Submitted to: Journal of the Science of Food and Agriculture
Publication Type: Peer Reviewed Journal
Publication Acceptance Date: 8/20/2007
Publication Date: 9/28/2007
Citation: Rasolohery, C.A., Berger, M., Lygin, A.V., Lozovaya, V.V., Nelson, R.L., Dayde, J. 2007. Effect of temperature and water availability during late maturation of the soybean seed on germ and cotyledon isoflavone content and composition. Journal of the Science of Food and Agriculture. 88:218-228. Interpretive Summary: Isoflavones are bioactive compounds in soybean seeds which have been associated with many positive human health effects. Seed isoflavone content varies greatly among varieties and between parts of the soybean seed and is influenced by the environment in which the seed grows. Our objective was to quantify the environmental and genetic effects on isoflavone concentrations in the germ and the cotyledons, two seed parts. By growing plants of five different varieties under controlled conditions in the greenhouse, we found that isoflavone content in the cotyledons can be up to 6 times higher if seeds develop in cool temperature rather than very warm temperatures but the change in the germ was less than a two-fold variation. In both seed parts, the isoflavone concentrations were highly dependent on the variety. These results show that isoflavone content in cotyledon and germ are unrelated and it should be possible to independently manipulate these seed traits through plant breeding and crop management systems.
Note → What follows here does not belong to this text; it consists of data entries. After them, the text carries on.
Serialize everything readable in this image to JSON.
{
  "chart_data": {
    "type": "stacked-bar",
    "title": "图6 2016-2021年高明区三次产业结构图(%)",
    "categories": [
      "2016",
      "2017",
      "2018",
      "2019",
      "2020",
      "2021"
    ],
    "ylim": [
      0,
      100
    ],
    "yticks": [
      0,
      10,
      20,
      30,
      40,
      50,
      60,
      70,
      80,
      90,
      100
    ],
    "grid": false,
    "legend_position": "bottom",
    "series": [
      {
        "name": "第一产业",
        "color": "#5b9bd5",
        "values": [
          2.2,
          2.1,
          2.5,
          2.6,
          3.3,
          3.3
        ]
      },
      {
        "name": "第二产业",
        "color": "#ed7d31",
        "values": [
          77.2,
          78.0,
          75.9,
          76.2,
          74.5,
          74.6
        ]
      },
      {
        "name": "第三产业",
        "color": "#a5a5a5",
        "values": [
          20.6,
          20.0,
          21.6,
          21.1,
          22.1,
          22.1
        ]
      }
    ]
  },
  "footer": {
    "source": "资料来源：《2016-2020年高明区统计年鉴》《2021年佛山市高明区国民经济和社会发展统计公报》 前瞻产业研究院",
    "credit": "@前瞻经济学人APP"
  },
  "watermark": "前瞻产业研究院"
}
Technical Abstract: Soybean seeds contain high levels of isoflavones (genistein, daidzein, glycitein), which have been associated with many positive human health effects. Seed isoflavone content is strongly influenced by both environment and genotype. The isoflavone concentration and composition of the soybean seed germ is very different than the cotyledons. Little is known about the effect of environment and genotype on isoflavones in germs vs cotyledons. Our objective was to quantify the environmental and genetic effects on isoflavone concentrations in these two seed parts. To determine the effect of temperature and soil moisture status during soybean seed development on seed isoflavone concentration and composition, a set of two French three U.S. cultivars of similar maturity were grown in the greenhouse. At the R6 growth stage, plants were subjected to one of three night/day temperature regimes (13/23°, 18/28°, or 23/33° C) in either optimal or sub-optimal soil water conditions. In cotyledons, a 3 to 6 fold variation in total isoflavone content was observed between the high and low temperature treatments, whereas the germs contents had less than a two-fold variation. Soil water supply had less effect than temperature on the isoflavone contents and compositions. In both seed parts, the isoflavone concentrations were highly dependent on the cultivar. These results show that isoflavone content and composition in cotyledon and germ are unrelated and it should be possible to independently manipulate these seed traits through plant breeding and crop management systems.